By Web Staff
MIAMI, Florida (WFOR) — Two men died, a third was severely injured on the first day of the state’s lobster mini-season.
The Monroe County Sheriff’s Office said just after 7 a.m. a man getting ready to dive for lobsters began to struggle and then lost consciousness in the water at Sawyer Key.
A nearby good Samaritan helped with CPR. The man was brought to Sugarloaf Key and then taken to the hospital where he was pronounced dead.
About an hour and a half later a man was injured when his leg was struck by a boat propeller off the Lower Keys
The sheriff’s office said he was taken to Cudjoe Key and then to Sugarloaf Key where Trauma Star airlifted him to a Miami hospital.
In Pompano Beach, a 39-year-old man diving for lobster surfaced in distress in the Hillsboro Inlet. He was taken to Broward Health North where he died.
The lobster mini-season kicked off at 12:01 a.m. Wednesday morning and runs through 11:59 p.m. Thursday.
In Miami-Dade and Broward Counties, people are allowed to catch up to 12 lobsters per day, per person. In the Keys and Biscayne National Park, it is 6 per day, per person.
Keep in mind harvesting is prohibited in John Pennekamp Coral Reef State Park, Everglades National Park, and Dry Tortugas National Park, no-take areas in the Florida Keys National Marine Sanctuary, and in the Biscayne Bay/Card Sound Lobster Sanctuary.

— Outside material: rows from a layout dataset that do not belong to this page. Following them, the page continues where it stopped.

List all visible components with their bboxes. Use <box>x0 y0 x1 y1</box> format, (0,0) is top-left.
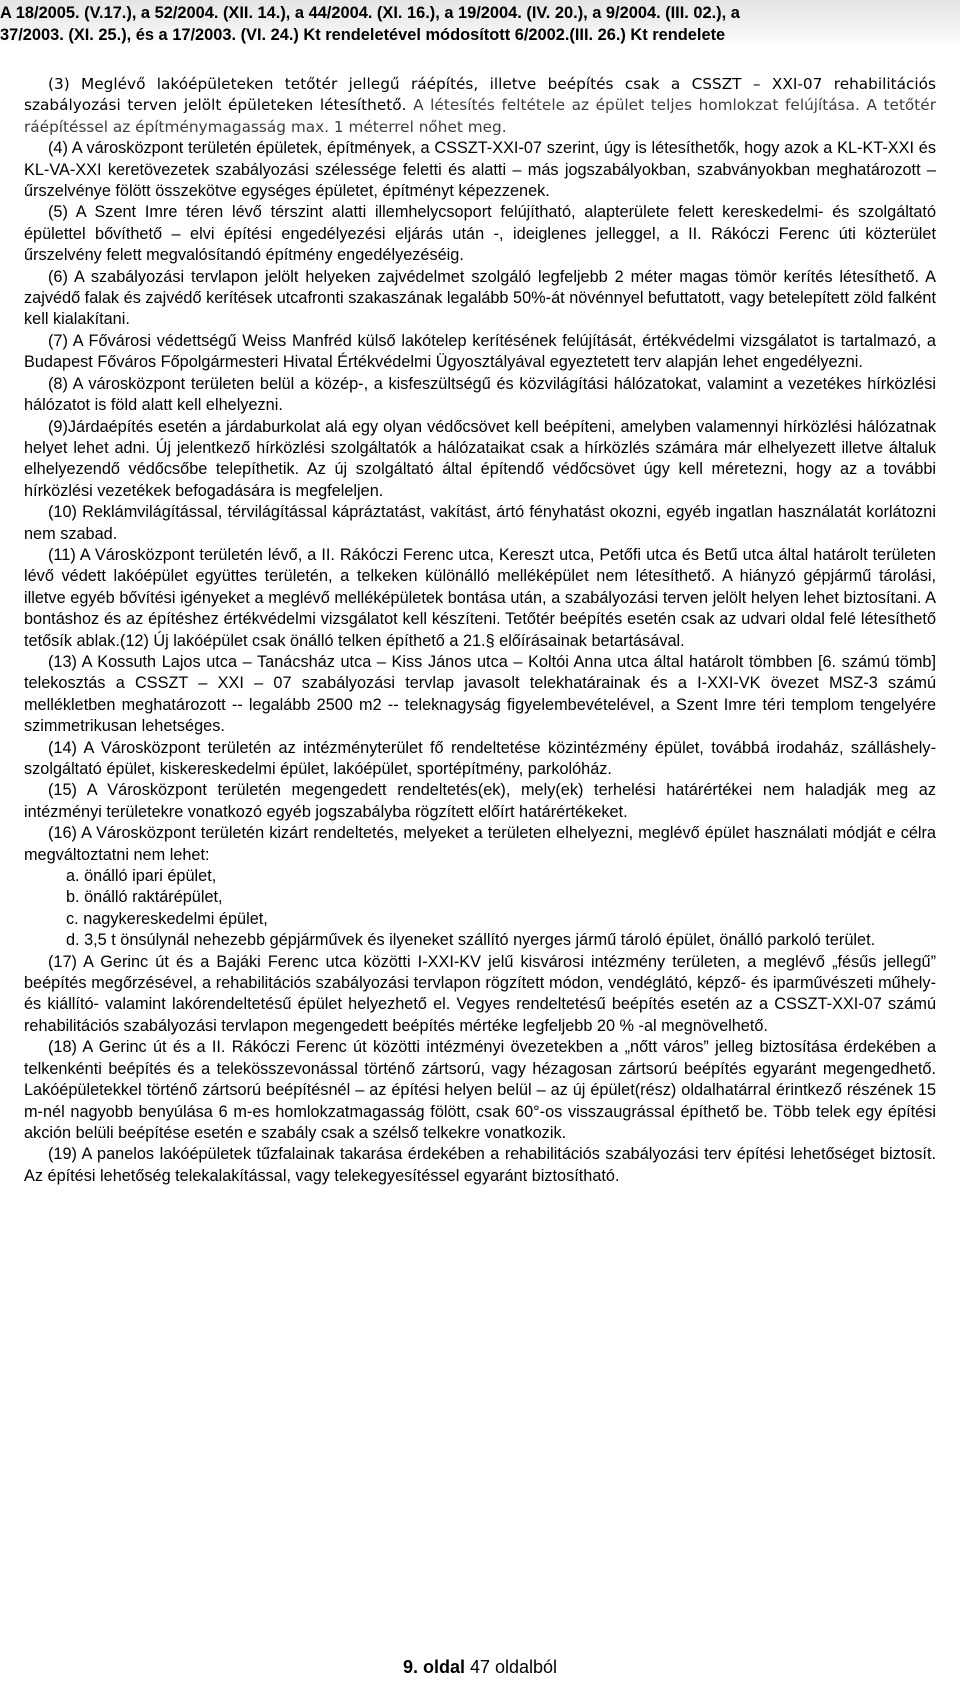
paragraph-15: (15) A Városközpont területén megengedett rendeltetés(ek), mely(ek) terhelési határértékei nem haladják meg az intézményi területekre vonatkozó egyéb jogszabályba rögzített előírt határértékeket. <box>24 781 936 821</box>
header-line-1: A 18/2005. (V.17.), a 52/2004. (XII. 14.), a 44/2004. (XI. 16.), a 19/2004. (IV. 20.), a 9/2004. (III. 02.), a <box>0 4 740 22</box>
paragraph-11: (11) A Városközpont területén lévő, a II. Rákóczi Ferenc utca, Kereszt utca, Petőfi utca és Betű utca által határolt területen lévő védett lakóépület együttes területén, a telkeken különálló melléképület nem létesíthető. A hiányzó gépjármű tárolási, illetve egyéb bővítési igényeket a meglévő melléképületek bontása után, a szabályozási terven jelölt helyen lehet biztosítani. A bontáshoz és az építéshez értékvédelmi vizsgálatot kell készíteni. Tetőtér beépítés esetén csak az udvari oldal felé létesíthető tetősík ablak.(12) Új lakóépület csak önálló telken építhető a 21.§ előírásainak betartásával. <box>24 545 936 650</box>
list-item-b: b. önálló raktárépület, <box>66 888 223 907</box>
paragraph-8: (8) A városközpont területen belül a közép-, a kisfeszültségű és közvilágítási hálózatokat, valamint a vezetékes hírközlési hálózatot is föld alatt kell elhelyezni. <box>24 374 936 415</box>
paragraph-6: (6) A szabályozási tervlapon jelölt helyeken zajvédelmet szolgáló legfeljebb 2 méter magas tömör kerítés létesíthető. A zajvédő falak és zajvédő kerítések utcafronti szakaszának legalább 50%-át növénnyel befuttatott, vagy betelepített zöld falként kell kialakítani. <box>24 267 936 329</box>
paragraph-17: (17) A Gerinc út és a Bajáki Ferenc utca közötti I-XXI-KV jelű kisvárosi intézmény területen, a meglévő „fésűs jellegű” beépítés megőrzésével, a rehabilitációs szabályozási tervlapon rögzített módon, vendéglátó, képző- és iparművészeti műhely- és kiállító- valamint lakórendeltetésű épület helyezhető el. Vegyes rendeltetésű beépítés esetén az a CSSZT-XXI-07 számú rehabilitációs szabályozási tervlapon megengedett beépítés mértéke legfeljebb 20 % -al megnövelhető. <box>24 952 936 1035</box>
document-header <box>0 0 960 48</box>
document-body <box>24 74 936 1187</box>
paragraph-13: (13) A Kossuth Lajos utca – Tanácsház utca – Kiss János utca – Koltói Anna utca által határolt tömbben [6. számú tömb] telekosztás a CSSZT – XXI – 07 szabályozási tervlap javasolt telekhatárainak és a I-XXI-VK övezet MSZ-3 számú mellékletben meghatározott -- legalább 2500 m2 -- teleknagyság figyelembevételével, a Szent Imre téri templom tengelyére szimmetrikusan lehetséges. <box>24 652 936 736</box>
header-line-2: 37/2003. (XI. 25.), és a 17/2003. (VI. 24.) Kt rendeletével módosított 6/2002.(III. 26.) Kt rendelete <box>0 26 726 44</box>
paragraph-3-text-continued: A létesítés feltétele az épület teljes homlokzat felújítása. A tetőtér ráépítéssel az építménymagasság max. 1 méterrel nőhet meg. <box>24 96 936 136</box>
paragraph-14: (14) A Városközpont területén az intézményterület fő rendeltetése közintézmény épület, továbbá irodaház, szálláshely-szolgáltató épület, kiskereskedelmi épület, lakóépület, sportépítmény, parkolóház. <box>24 738 936 778</box>
list-item-d: d. 3,5 t önsúlynál nehezebb gépjárművek és ilyeneket szállító nyerges jármű tároló épület, önálló parkoló terület. <box>66 931 876 950</box>
page-total: 47 oldalból <box>469 1657 558 1677</box>
paragraph-7: (7) A Fővárosi védettségű Weiss Manfréd külső lakótelep kerítésének felújítását, értékvédelmi vizsgálatot is tartalmazó, a Budapest Főváros Főpolgármesteri Hivatal Értékvédelmi Ügyosztályával egyeztetett terv alapján lehet engedélyezni. <box>24 331 936 372</box>
page-number: 9. oldal <box>402 1657 465 1677</box>
list-item-a: a. önálló ipari épület, <box>66 867 217 886</box>
page-footer <box>0 1656 960 1678</box>
paragraph-10: (10) Reklámvilágítással, térvilágítással kápráztatást, vakítást, ártó fényhatást okozni, egyéb ingatlan használatát korlátozni nem szabad. <box>24 503 936 543</box>
paragraph-16: (16) A Városközpont területén kizárt rendeltetés, melyeket a területen elhelyezni, meglévő épület használati módját e célra megváltoztatni nem lehet: <box>24 824 936 864</box>
paragraph-19: (19) A panelos lakóépületek tűzfalainak takarása érdekében a rehabilitációs szabályozási terv építési lehetőséget biztosít. Az építési lehetőség telekalakítással, vagy telekegyesítéssel egyaránt biztosítható. <box>24 1145 936 1185</box>
paragraph-3-text: (3) Meglévő lakóépületeken tetőtér jellegű ráépítés, illetve beépítés csak a CSSZT – XXI-07 rehabilitációs szabályozási terven jelölt épületeken létesíthető. <box>24 75 936 115</box>
paragraph-5: (5) A Szent Imre téren lévő térszint alatti illemhelycsoport felújítható, alapterülete felett kereskedelmi- és szolgáltató épülettel bővíthető – elvi építési engedélyezési eljárás után -, ideiglenes jelleggel, a II. Rákóczi Ferenc úti közterület űrszelvény felett megvalósítandó építmény engedélyezéséig. <box>24 203 936 265</box>
paragraph-9: (9)Járdaépítés esetén a járdaburkolat alá egy olyan védőcsövet kell beépíteni, amelyben valamennyi hírközlési hálózatnak helyet lehet adni. Új jelentkező hírközlési szolgáltatók a hálózataikat csak a hírközlés számára már elhelyezett illetve általuk elhelyezendő védőcsőbe telepíthetik. Az új szolgáltató által építendő védőcsövet úgy kell méretezni, hogy az a további hírközlési vezetékek befogadására is megfeleljen. <box>24 417 936 500</box>
paragraph-18: (18) A Gerinc út és a II. Rákóczi Ferenc út közötti intézményi övezetekben a „nőtt város” jelleg biztosítása érdekében a telkenkénti beépítés és a telekösszevonással történő zártsorú, vagy hézagosan zártsorú beépítés egyaránt megengedhető. Lakóépületekkel történő zártsorú beépítésnél – az építési helyen belül – az új épület(rész) oldalhatárral érintkező részének 15 m-nél nagyobb benyúlása 6 m-es homlokzatmagasság fölött, csak 60°-os visszaugrással építhető be. Több telek egy építési akción belüli beépítése esetén e szabály csak a szélső telkekre vonatkozik. <box>24 1038 936 1142</box>
list-item-c: c. nagykereskedelmi épület, <box>66 909 268 928</box>
paragraph-3 <box>24 74 936 138</box>
paragraph-4: (4) A városközpont területén épületek, építmények, a CSSZT-XXI-07 szerint, úgy is létesíthetők, hogy azok a KL-KT-XXI és KL-VA-XXI keretövezetek szabályozási szélessége feletti és alatti – más jogszabályokban, szabványokban meghatározott – űrszelvénye fölött összekötve egységes épületet, építményt képezzenek. <box>24 139 936 201</box>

If the carapace or shell of the lobster is not 3 inches or more you can’t harvest them. Divers must possess a measuring device, and lobsters must be in the water while they are measured. Taking egg-bearing females is prohibited. The spiny lobsters must remain in whole condition until they are brought to shore. Any device that might puncture, penetrate or crush the shell of the lobster may not be used. Night diving is not allowed in Monroe County You must have a recreational saltwater fishing license and a spiny lobster permit. Safety equipment such as flares, life jackets, and fire extinguishers are required to be onboard the vessel. Dive flags must be utilized a with measurement of 20 x 24 inches mounted on the highest point of boat, and 12 x 12 inches if the flag is in the water.
The FWC urges boaters to keep an eye out for the red diver down flags.